Money, Consultants Play Outsized Role in Campaigns

Member Group : Lincoln Institute

In 1774, John Adams was approached by the leaders of Boston and asked if he would serve as a delegate to the Continental Congress. Adams did not seek the office and in fact struggled with accepting it – doing so was an act of treason to a certain point of view.

But, as we all know, he did accept that office. But that isn’t the point of the story for our purposes; the key is how he came to be chosen. You see John Adams was part of a class of people at the founding who served and were chosen to serve because of merit.

And while the south had its quasi aristocracy and there are counter examples a plenty, men like Adams, who would never have gotten the opportunity to lead under the old regime, were selected for merit – and that distinction made all the difference.

There was a brief time when this was true in America, a time when you stood for election – running was viewed as a base grab for power and a certain disqualification for the office you sought. But, as we all know, the game changed.

Even as running became the fashion there was still, for a time, an element of a this "merit selection;" candidates generally needed to distinguish themselves in some fashion prior to running, either through martial virtues or a steady climb up the political ladder with success at every rung.

Those requirements are no longer a necessity or even that important. The current landscape is largely dominated by one feature: money. You either need to be able to raise it or have it.

And, because of the this fact, campaign consultants – who are paid with that same money – are now the first people "recruiting" candidates, and their evaluation of a candidate’s viability turns on one factor more than any other. You guessed it: money. I should know – after all, it was my perceived fund raising advantages that led to my recruitment in 2004.

You see, campaign consultants are like jockeys – they need a horse to ride. The more money that horse has, the better the odds for success (or, at minimum, the better the odds for the consultants to get paid — well).

It is still true that most of the genuinely competitive seats will attract top tier candidates with a proven track record for both political accomplishment and fundraising. But in many, many cases seats that are at best marginally competitive attract few quality candidates — in some cases none at all. And that leaves open voids.

Enter the consultant class, who then go looking for a horse in lost races to generate fees. They sell the vague possibility of victory the same way the lottery says "you have to play to win"– its not a lie, but its about as likely. And they always seem to gravitate to the same type of candidate – the kind that can self-finance. You know, "until we get traction and can raise some money."

Except raising money for lost races never materializes. I was lucky; the White House wanted to work my district in the hopes of carrying Pennsylvania, so I was able to raise a couple bucks in 2004. But for most of these races, ones where the incumbent is far too popular for there to be a realistic chance at a win and no outside reason for the party to support the race, the fundraising is from friends, family and – more often than not – ones’ own pocket.

That is why the consultants come looking for deep pockets; it’s the best way to ensure that the important bills – theirs – are paid. And while many of these deep pocketed candidates have merit, that is not the reason consultants are beating a path to their door; it’s all about the ability to pay.

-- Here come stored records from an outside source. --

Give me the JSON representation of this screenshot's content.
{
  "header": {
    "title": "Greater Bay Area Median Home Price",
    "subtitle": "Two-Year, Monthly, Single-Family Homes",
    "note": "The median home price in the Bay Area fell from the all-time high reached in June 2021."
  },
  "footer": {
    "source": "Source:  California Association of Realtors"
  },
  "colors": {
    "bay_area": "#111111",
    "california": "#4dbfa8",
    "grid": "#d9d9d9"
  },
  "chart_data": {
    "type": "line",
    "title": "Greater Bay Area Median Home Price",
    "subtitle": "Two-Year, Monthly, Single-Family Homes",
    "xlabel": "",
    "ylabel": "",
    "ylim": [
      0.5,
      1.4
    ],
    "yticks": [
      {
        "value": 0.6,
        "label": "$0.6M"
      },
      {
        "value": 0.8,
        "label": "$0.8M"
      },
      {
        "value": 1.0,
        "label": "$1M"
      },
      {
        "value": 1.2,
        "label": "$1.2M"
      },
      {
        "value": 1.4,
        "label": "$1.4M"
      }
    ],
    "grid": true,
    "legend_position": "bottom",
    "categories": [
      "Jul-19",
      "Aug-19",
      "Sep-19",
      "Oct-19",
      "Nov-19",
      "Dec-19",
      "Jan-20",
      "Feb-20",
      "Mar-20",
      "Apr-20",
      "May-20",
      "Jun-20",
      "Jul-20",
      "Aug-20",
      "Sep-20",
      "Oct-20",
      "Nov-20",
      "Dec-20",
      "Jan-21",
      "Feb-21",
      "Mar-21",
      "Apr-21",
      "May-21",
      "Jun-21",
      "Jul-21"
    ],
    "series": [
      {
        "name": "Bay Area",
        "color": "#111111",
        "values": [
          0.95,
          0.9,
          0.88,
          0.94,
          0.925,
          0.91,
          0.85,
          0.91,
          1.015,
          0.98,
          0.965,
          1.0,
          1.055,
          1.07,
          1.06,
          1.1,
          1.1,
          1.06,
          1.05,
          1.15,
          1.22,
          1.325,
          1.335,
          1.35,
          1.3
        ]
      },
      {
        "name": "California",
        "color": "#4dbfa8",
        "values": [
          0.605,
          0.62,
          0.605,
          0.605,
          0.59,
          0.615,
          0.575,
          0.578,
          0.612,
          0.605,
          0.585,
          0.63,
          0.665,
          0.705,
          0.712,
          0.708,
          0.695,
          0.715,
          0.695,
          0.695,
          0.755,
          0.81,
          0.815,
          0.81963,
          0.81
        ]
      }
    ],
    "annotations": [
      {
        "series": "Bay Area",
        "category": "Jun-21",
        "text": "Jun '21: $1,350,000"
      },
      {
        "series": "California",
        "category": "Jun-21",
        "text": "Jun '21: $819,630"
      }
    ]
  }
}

Consider: in 2007 I was asked to consider running for Auditor General by a well-known consultant who made the (weak) case that it wasn’t anti-Bush out there, it was anti-Incumbent and that Jack Wagner was vulnerable. Never mind that I thought Jack was one of the better Auditors General we have had, the fact is I had no qualifications for the job, had no interest in the job, and had no chance of actually winning – but that didn’t matter to my would-be consultant.

All that mattered was that I was perceived to have the "ability to pay" the consultant fees, both through personal means and an assumed wide fundraising net. In my case, given that I pooh poohed the prospects of winning in about 8 seconds, they switched to the appeal to ambition, saying things like "it will boost your name id state wide for future runs" and "it gets you on the short list for Lt. Governor or to challenge Casey." You know, so that you can hire more consultants.

As anyone who knows me can attest, I am not saying I lack ability or ambition. But the fact is in 2007 there were a couple hundred people better suited for a run at Auditor General than I, except for money factor. Just like there were better candidates than Lynn Swann – who I liked – in 2006 or John Kerry in 2004. The rivals to those nominees all lost, and we know why: money matters. Heck, even Obama loses the Democratic nomination in 2008 but for the money needed to compete on Super Tuesday.

Consultants know this better than anyone. Once upon a time the "best" consultants went to the best candidates and you could gauge a campaign that way; now, by and large, the "best" consultants go to the guy with the deepest pockets and the biggest war chest. Wealth, rather than pure merit, has become the paramount factor in looking for candidates.

Its true everywhere, in both parties, and it is truly a shame – our democracy deserves better.

I’m Scott Paterno, and that is the uncomfortable truth.